Have you ever had a meal at a friend's house when you were a kid? How did the parents treat your friend?
My one friend from grammar school, Barbara R, her family liked her so much; it amazed me. What completely felt strange is that they seemed to like me. I was always so afraid that my parents would talk to Barb's parents & tell them how bad I was, which would spoil everything.
Who knew that this Polish family on the south side of Chicago would be among my first positive role models? At the time I wondered why her parents were so good to her and mine beat the crap out of me, when we got into trouble together.
Who can go through a childhood like that without, shall we call it rebelling? Barb and I lost touch during the rebellion. When we last spoke she had just married with first child on the way.
So many times I wondered; what causes one family to act like they like each other and another family to act like they don't.

Wednesday, May 26, 2010

Invisible

Holy dog dung, I can't believe this is my third blog. Hee, hee humans find so many ways to express themselves. We are such a creative, screwed up lot.
If blogging were available back in the day I could have saved all the dough that paid my therapist.
Have you ever felt that you went about your life and very few people pay attention to you? How many times have you talked to someone only to realize that person's mind was tuned into a totally different channel?
My own mother never asks me how I am. The woman asks how my husband is; how are the dogs. Oh, how's your girlfriend from New Orleans?
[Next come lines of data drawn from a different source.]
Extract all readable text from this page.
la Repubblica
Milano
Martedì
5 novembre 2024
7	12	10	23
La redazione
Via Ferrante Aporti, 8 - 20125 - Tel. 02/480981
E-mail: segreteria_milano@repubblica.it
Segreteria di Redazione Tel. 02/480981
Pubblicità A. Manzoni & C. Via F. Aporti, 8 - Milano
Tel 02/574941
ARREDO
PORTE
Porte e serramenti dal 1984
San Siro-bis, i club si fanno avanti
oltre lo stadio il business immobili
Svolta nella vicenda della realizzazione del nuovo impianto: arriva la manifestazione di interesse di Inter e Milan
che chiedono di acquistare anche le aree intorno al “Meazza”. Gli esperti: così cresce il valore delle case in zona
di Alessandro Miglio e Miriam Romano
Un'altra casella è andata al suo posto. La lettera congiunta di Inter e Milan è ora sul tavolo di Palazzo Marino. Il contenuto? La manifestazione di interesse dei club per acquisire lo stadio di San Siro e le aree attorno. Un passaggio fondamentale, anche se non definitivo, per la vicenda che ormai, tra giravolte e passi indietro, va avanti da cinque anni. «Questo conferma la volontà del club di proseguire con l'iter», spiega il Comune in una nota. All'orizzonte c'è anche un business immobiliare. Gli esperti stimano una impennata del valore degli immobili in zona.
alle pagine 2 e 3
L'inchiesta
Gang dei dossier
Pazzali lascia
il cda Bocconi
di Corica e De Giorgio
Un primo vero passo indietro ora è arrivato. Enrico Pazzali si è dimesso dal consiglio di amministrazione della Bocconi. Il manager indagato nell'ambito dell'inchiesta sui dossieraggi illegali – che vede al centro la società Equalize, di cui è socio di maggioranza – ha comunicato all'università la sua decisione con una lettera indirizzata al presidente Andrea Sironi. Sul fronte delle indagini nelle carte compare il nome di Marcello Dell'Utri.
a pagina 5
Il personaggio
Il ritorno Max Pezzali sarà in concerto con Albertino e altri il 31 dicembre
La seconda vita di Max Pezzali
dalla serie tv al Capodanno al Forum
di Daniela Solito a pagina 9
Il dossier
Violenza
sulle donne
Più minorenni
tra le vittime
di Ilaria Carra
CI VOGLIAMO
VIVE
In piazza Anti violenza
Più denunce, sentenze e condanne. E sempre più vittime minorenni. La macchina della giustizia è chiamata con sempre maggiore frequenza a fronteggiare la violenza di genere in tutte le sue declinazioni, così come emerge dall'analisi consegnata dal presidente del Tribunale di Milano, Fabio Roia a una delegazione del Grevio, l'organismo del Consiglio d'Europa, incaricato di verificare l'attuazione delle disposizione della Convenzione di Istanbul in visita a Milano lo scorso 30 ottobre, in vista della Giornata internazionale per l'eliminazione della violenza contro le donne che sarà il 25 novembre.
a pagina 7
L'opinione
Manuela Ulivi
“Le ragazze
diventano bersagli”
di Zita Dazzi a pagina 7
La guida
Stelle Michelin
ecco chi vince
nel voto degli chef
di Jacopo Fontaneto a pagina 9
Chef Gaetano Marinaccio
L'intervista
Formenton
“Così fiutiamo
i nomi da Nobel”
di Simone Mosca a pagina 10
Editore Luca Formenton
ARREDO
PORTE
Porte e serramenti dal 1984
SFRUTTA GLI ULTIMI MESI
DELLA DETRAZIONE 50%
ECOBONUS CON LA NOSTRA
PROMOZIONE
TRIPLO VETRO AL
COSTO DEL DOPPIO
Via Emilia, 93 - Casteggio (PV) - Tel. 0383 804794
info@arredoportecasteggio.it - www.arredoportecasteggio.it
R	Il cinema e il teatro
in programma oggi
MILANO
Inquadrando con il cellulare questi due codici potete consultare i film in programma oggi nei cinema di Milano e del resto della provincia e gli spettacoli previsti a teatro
Her family? 
One of the coolest things about having friends is sharing who you are with somebody who cares about who you are. When a friend frequently interrupts your turn to get back to her; what are you supposed to think?
People are always telling me about themselves. In the airport, at the check out counter it doesn't matter. People want you to know who they are; they have a story. So often there is a sense of urgency in them, that you hear their story. 
Some stories are interesting, cute, funny, sweet; some are flat out lies, only one so sadly boring as to wish the phone would ring.  People's stories are almost endlessly interesting in one way or another...
An introspective person might deduce, I am one big bore; the extrovert, well, who cares. Let's just hope they don't get together to figure out how egocentrist we all are.